Today, the Garifuna of Barra Vieja live in fear and extreme poverty. After two violent evictions by the army in 2014 to make way for an extension to a luxury beach hotel nearby, the population of this community has dwindled to about 250.
Armando Gamboa, Barra Vieja leader, said when people first heard about the resort, they thought it would bring jobs and opportunity, but when they saw the neighbouring Garifuna village evicted and no jobs for their people, they realised they were about to lose out.
The people of Barra Vieja eke out a living from fishing. There is no electricity, running or drinking water on the island; for health facilities and schools, they have to travel to nearby villages, resulting in low school attendance. Some of the people, including children, have visible leg deformities, suggesting a past polio epidemic, and HIV and AIDS remain prevalent.
Their extreme ostracism has brought with it a host of social problems. Women accuse the men of machismo, and cases of rape and incest are common, said Calixta Martinez of the Free Butterflies Women’s Network, a Garifuna women’s organisation.
“Young boys here are told that they must become real men and that women are the weaker sex,” said Martinez, whose group tries to teach women that they have rights and must complain when these are violated.
The women and children here have been hardest hit by the evictions and repression, residents said.
“We have lived in peace on these lands since 1887,” said community president Carlos Castillo. “Yet the Port of Tela, who claim these lands as theirs to develop, has existed only since 1962. How can they say we are invaders?” He said the state has offered them no alternative lands for resettlement.
The Honduran government claims the Garifuna of Barra Vieja are foreigners and filed charges of encroachment against 66 community members. The Garifuna claim they have right to the land, by virtue of having lived on it for more than a century.
However, in June, the Garifuna won a legal victory, as the court in Tela ruled that the state could not prove its ownership of Barra Vieja, and dropped charges. The courthouse was unable to accommodate the 66 accused, and hearings had to be held on the former grounds of the now-defunct Tela Railroad Company, the fruit company whose activities dominated the local economy and whose alleged exploitation of workers on company plantations became legendary.
Community leader Armando Gamboa said the resort developers will appeal the Tela decision.
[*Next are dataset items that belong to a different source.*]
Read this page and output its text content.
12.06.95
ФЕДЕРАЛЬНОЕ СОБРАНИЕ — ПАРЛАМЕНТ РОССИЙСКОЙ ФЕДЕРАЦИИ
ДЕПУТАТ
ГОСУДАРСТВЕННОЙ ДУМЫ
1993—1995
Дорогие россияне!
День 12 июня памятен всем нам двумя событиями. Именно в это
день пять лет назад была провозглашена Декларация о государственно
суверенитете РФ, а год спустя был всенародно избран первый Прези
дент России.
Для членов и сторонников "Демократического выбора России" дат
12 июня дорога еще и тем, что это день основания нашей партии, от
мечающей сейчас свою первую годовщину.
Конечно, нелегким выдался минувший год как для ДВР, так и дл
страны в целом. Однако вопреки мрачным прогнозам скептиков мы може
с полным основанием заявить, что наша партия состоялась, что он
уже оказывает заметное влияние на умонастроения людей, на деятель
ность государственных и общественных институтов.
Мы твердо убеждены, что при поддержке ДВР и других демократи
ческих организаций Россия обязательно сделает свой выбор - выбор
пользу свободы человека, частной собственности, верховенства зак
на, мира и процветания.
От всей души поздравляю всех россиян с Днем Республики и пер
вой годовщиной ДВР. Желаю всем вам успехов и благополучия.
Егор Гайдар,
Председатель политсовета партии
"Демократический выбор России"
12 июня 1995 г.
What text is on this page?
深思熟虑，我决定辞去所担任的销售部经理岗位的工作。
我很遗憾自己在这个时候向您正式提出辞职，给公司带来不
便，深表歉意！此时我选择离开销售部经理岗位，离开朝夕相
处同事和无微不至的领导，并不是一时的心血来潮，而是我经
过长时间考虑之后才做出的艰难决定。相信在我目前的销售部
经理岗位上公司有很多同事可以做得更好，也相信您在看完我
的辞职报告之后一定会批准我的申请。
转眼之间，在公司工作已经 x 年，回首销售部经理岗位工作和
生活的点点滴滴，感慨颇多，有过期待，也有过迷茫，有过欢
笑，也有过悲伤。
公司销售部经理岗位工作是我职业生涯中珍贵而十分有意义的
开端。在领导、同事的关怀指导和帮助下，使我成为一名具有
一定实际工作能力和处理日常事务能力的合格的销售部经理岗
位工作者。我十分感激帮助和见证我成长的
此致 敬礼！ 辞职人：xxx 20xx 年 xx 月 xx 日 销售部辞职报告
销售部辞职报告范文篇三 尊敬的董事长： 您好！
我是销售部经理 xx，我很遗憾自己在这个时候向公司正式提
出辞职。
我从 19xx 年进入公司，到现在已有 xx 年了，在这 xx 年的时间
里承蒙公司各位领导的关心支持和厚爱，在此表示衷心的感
He told the young community leaders: “Your presence makes us feel less alone … we feel our lives are in danger.”
The people are so fearful that during role-play presentations, where youth leaders acted out government persecution of activists who oppose mining, a Garifuna child ran screaming from the area, thinking that the actors were really government representatives.
The experience is something the youth leaders will take home with them.
“This weekend has been like stepping into a different country,” said Osman Orellana, a worker at Our Lady of the Pillar parish in Arizona, 40 minutes east of Barra Vieja. “Those of us who live nearby want to offer a special commitment to the Garifuna of Barra Vieja. We are already thinking of how we can come here regularly, and pass on to them some of the leadership skills we have learned. They need our solidarity.”